Malgré tous ces bons moments, on ressent des signes de fatigue, en particulier en fin de parcours, où le filon gospel est quelque peu délaissé au profit de mélodies génériques: «Low Lights» est superflue et prétentieuse, «Waves» est loin d’être aussi géniale qu’on nous le promettait, l’interminable «30 Hours» fait ronfler, la version retravaillée de «Wolves», où Sia a été omise, est décevante, et «Fade» termine l’album en nous laissant mi-figue mi-raisin.

Quand Kanye West est bon, il est excessivement bon, il nous l’a démontré avec l’exceptionnel My Beautiful Dark Twisted Fantasy, mais la complexité de son être contradictoire et délirant prend parfois le dessus.
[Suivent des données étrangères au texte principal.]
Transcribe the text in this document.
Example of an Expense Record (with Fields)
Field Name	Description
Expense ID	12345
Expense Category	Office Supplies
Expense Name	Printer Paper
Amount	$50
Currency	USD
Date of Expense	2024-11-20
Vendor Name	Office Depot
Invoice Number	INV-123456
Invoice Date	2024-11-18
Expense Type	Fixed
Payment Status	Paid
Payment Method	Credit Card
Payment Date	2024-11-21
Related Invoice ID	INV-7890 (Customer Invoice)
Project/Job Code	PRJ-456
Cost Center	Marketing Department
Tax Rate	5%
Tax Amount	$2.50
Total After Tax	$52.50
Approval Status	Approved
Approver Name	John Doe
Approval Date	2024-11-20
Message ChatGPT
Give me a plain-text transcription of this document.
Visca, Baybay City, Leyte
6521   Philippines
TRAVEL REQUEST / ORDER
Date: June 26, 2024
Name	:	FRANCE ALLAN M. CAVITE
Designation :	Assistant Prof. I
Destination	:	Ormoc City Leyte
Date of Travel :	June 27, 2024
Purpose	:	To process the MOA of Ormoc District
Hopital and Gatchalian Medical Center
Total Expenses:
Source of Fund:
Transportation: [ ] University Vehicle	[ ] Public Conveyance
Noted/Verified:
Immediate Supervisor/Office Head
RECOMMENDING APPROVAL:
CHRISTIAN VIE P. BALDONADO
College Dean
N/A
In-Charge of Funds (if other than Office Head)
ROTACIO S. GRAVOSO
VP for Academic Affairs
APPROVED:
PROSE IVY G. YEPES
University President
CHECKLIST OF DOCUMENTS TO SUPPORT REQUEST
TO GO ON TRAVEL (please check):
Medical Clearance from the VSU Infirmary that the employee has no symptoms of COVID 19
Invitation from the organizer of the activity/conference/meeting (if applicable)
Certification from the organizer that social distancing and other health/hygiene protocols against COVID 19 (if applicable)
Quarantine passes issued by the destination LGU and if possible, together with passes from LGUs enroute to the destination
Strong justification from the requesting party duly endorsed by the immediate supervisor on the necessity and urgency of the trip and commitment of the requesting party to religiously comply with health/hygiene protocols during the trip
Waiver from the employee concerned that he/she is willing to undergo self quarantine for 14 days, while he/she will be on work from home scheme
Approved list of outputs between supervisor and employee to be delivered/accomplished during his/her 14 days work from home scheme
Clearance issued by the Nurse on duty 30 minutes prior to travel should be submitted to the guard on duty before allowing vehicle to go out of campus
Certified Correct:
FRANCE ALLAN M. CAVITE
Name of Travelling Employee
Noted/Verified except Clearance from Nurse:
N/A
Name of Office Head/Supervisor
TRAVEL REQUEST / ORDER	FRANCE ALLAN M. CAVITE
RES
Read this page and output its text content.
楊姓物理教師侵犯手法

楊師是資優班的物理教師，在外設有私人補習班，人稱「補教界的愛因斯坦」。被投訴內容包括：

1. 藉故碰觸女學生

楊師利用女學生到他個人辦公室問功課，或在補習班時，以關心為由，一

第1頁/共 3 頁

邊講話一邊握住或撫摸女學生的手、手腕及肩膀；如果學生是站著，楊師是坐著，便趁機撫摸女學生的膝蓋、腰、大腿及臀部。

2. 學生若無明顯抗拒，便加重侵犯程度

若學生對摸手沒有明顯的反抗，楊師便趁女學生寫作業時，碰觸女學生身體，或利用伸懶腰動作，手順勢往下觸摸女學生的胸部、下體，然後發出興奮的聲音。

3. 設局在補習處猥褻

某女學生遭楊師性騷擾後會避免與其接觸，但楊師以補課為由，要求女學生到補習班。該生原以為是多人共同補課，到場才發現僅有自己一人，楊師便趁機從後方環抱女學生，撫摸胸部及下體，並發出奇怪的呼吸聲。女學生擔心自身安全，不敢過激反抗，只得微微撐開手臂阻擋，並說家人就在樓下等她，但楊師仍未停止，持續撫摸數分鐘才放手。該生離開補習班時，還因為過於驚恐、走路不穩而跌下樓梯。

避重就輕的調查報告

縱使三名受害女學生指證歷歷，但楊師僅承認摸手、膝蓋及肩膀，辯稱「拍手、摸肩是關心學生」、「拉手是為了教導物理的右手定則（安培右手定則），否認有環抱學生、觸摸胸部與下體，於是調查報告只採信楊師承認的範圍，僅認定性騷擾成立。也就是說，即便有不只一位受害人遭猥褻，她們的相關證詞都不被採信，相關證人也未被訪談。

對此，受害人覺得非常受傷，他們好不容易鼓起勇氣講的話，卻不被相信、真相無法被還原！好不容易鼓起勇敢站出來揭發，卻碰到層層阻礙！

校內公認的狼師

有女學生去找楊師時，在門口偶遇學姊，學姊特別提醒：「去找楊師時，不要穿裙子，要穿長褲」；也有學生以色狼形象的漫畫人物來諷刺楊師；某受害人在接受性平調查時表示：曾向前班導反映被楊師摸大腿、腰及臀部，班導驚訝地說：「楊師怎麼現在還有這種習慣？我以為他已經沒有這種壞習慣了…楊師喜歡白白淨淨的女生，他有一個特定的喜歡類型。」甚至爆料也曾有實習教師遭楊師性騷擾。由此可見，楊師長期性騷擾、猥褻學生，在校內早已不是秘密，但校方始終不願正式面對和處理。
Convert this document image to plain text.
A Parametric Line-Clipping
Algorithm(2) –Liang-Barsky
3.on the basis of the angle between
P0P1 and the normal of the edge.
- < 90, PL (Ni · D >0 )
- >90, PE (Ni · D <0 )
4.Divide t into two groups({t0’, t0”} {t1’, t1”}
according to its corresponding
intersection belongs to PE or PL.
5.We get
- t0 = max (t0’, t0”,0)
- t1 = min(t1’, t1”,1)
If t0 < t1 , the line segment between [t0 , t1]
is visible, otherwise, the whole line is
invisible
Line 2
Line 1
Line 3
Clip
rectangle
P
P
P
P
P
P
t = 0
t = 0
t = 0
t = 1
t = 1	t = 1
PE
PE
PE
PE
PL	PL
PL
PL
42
Si cette personnalité peut mener à des moments majestueux de hip-hop, elle entraîne aussi une certaine errance dans l’approche. Les qualités indéniables de The Life of Pablo, tant au niveau du contenant que du contenu, se retrouvent édulcorées dans des interludes vaporeux qui viennent gâcher quelque peu son départ canon et innovateur.

Contrairement à ses meilleurs albums, Kanye essaie un peu trop fort cette fois-ci de nous convaincre qu’il est le meilleur artiste du monde, mais y perd quelques plumes.